Much to his dismay, Trump isn’t an oracle, and his disregard for intelligence in favor of his personal convictions has led policymakers to ignore or inappropriately react to threats like white nationalism, election attacks and North Korea. Trump’s prolific personnel problems also signal to our enemies and allies that losing intelligence doesn’t phase him — setting the stage for actual threats to go unaddressed, while we witness the hollowing out of US intelligence.
Experience does matter in Trump’s eyes. Often, however, it seems it’s a disqualifier — rather than a resume enhancer for positions in his administration. Gordon’s decades of work under presidents from both parties — and her work at the CIA, National Geospatial-Intelligence Agency, and DNI — provided her experience covering a wide range of issues and responsibilities. Her most recent position — as the Principal Deputy Director of National Intelligence (PDDNI) — kept her busy “advancing intelligence integration across the IC, expanding outreach and partnerships, and driving innovation across the Community,” according to the Office of the Director of National Intelligence.
She did it all, so to speak, and that’s what may have bothered the President. His son, Don Trump Jr., tweeted about Gordon’s relationship
with President Barack Obama’s former CIA Director John Brennan and “the rest of the clown cadre,” and other White House advisers reportedly shared the view that Gordon was too close with President Obama’s team. Despite the fact that she became PDDNI during Trump’s administration, conspiracy theories tend to get Trump’s attention.

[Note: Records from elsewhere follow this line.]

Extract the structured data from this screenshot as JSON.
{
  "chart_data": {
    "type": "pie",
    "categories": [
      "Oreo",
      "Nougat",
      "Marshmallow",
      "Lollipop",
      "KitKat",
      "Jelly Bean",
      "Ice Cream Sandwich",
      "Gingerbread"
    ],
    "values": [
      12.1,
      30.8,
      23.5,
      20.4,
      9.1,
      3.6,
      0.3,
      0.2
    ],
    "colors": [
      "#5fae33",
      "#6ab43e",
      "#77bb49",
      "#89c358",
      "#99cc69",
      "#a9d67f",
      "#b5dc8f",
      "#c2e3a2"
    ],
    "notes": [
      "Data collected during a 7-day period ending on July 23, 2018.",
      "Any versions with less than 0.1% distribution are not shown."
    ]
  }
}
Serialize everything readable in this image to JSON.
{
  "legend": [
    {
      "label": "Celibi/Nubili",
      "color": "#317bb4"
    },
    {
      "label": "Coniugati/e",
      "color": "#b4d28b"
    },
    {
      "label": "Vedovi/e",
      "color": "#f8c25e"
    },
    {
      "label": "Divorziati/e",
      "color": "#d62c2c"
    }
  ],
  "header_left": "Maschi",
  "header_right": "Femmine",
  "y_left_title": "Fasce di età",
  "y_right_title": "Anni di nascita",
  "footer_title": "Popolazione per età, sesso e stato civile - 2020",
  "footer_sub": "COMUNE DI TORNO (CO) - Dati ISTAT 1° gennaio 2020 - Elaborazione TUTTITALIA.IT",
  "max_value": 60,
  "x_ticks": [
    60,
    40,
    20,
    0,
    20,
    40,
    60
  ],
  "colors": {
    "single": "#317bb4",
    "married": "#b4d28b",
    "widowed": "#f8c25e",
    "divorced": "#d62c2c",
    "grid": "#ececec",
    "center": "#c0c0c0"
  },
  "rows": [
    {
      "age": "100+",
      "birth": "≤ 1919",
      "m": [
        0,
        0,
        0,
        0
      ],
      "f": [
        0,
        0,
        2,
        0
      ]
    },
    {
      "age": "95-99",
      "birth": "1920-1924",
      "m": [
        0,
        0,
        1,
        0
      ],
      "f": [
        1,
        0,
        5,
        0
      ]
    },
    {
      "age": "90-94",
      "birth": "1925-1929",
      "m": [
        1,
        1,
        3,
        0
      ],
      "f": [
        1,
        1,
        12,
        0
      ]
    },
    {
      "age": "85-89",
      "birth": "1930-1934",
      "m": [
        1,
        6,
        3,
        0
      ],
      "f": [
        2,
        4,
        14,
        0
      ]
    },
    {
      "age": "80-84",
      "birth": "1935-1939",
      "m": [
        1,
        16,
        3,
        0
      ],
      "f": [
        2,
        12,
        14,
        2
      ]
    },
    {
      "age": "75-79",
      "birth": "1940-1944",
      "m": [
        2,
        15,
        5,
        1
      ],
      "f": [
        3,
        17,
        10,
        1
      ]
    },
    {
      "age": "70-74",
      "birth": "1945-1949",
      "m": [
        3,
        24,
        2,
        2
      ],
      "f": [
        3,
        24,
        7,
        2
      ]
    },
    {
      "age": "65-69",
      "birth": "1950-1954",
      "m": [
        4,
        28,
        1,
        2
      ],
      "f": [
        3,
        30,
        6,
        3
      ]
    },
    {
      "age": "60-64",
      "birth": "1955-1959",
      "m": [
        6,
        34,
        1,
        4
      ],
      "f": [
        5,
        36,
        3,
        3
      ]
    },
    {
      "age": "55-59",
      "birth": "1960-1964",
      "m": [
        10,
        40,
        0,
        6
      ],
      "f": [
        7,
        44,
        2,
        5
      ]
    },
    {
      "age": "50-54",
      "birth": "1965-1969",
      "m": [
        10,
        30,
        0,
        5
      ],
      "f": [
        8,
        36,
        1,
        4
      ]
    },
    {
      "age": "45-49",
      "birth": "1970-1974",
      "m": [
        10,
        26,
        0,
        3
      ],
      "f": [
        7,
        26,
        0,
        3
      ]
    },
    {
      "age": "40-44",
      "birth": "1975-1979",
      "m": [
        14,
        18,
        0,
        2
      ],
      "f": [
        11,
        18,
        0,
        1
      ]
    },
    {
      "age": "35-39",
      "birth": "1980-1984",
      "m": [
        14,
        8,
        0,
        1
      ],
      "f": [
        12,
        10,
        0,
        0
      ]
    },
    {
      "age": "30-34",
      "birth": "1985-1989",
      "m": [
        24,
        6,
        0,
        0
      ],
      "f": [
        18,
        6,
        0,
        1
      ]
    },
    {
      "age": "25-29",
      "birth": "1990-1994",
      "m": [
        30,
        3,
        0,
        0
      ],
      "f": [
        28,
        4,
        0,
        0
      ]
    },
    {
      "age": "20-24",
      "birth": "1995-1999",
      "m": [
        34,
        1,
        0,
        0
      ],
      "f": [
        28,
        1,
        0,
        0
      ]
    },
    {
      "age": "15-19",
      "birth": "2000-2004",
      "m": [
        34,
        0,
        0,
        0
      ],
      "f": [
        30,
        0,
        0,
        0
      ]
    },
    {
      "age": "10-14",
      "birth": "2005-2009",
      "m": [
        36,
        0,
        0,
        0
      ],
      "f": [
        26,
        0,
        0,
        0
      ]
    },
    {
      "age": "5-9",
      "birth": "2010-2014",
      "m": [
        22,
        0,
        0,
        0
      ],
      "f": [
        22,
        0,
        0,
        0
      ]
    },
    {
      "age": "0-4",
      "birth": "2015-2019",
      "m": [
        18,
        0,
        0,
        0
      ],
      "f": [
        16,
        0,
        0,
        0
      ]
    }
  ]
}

When publicly questioned about working with Trump, Gordon spoke about the need to ensure that the intelligence community’s work is represented truthfully and for intelligence leadership to make sure it can’t be misrepresented
As an experienced intelligence officer, according to the President, Gordon performed her responsibilities with “candor” — her job was to tell the President what he needed to hear, not what he wanted to hear, even if he rebuffed the analysis she tried to present.
His decision to turn his back on Gordon’s experience signals internally — and globally — that the President views experience not as a virtue, but as a liability.
Naming Gordon Acting DNI would have provided continuity. Her experience as PDDNI means she was already working on a lot of the areas that the Acting Director is also responsible for. She would have had added responsibilities — and a learning curve — but it would have been far less steep than newly named Acting Director of National Intelligence Joseph Maguire will have.
As Director of the National Counterterrorism Center (NCTC), Maguire worked on a narrower range of issues and functions. And it’s unlikely he has done a deep dive into election insecurities or North Korea — two issues that require immediate high-level attention. He also hasn’t been looking at resource allocations in those areas or coordinating activities across the 17-member intel community. Gordon had that experience.
He’ll need time to get up to speed — and that transition period is higher risk. Our enemies understand that and may seek to take advantage of this period by ramping up their activities against us.
As Trump looks for a replacement for outgoing DNI Dan Coats — he claimed on Friday that “everybody ” wants the DNI job — it’s hard to imagine what experienced intelligence professional would be willing to take on the role. An intelligence analyst’s job is to present unvarnished analysis and to flag issues that may not be on the President’s radar, even if they don’t jibe with his views or campaign promises.
But the President has personally attacked
the intelligence community when their analysis doesn’t track with his own, and there’s reporting that the intelligence community may not even be comfortable briefing him on key operations because of security concerns. The New York Times reported that Acting Chief of Staff Mike Mulvaney told former Department of Homeland Security Secretary Kirstjen Nielsen not to raise election security with the President because it could upset him. (Mulvaney says he doesn’t recall saying that.)
But the Times also separately reported that the intelligence community had concerns about briefing him about another critical topic — cyber operations against Russia — because of fears that he would countermand their efforts or discuss them with foreign officials.
Add to that his constant disparagement
of the intelligence community, seeming preference for Putin’s assessments over the intelligence community’s, and his decision to grant Attorney General William Barr authority to declassify intelligence as part of his probe into surveillance of Trump’s 2016 campaign, and it’s not a compelling vacancy announcement for anyone who wants to perform the actual responsibilities of the job.
Trump isn’t looking for a DNI. He’s looking for a research assistant for Barr’s probe and a supervisor to “rein in” the intelligence community. That’s likely what led him to nominate Texas Rep. John Ratcliffe as acting director — a nomination that was withdrawn because of sharp criticism of his inexperience from the left and a lack of enthusiasm for him on the right.
Gordon’s departure is therefore a loss of and for intelligence. It’s the latest indication that we are witnessing the gutting of the intelligence community as we know it. And it will impact members of the intelligence community, making them worry about whether they’ll be fired or passed over or investigated if they show up and do their jobs.
It will also signal to those seeking to sideline the US — or, worse yet, hurt us — that the President doesn’t want to hear what’s happening, because instead of focusing on our security, he’s focused on himself.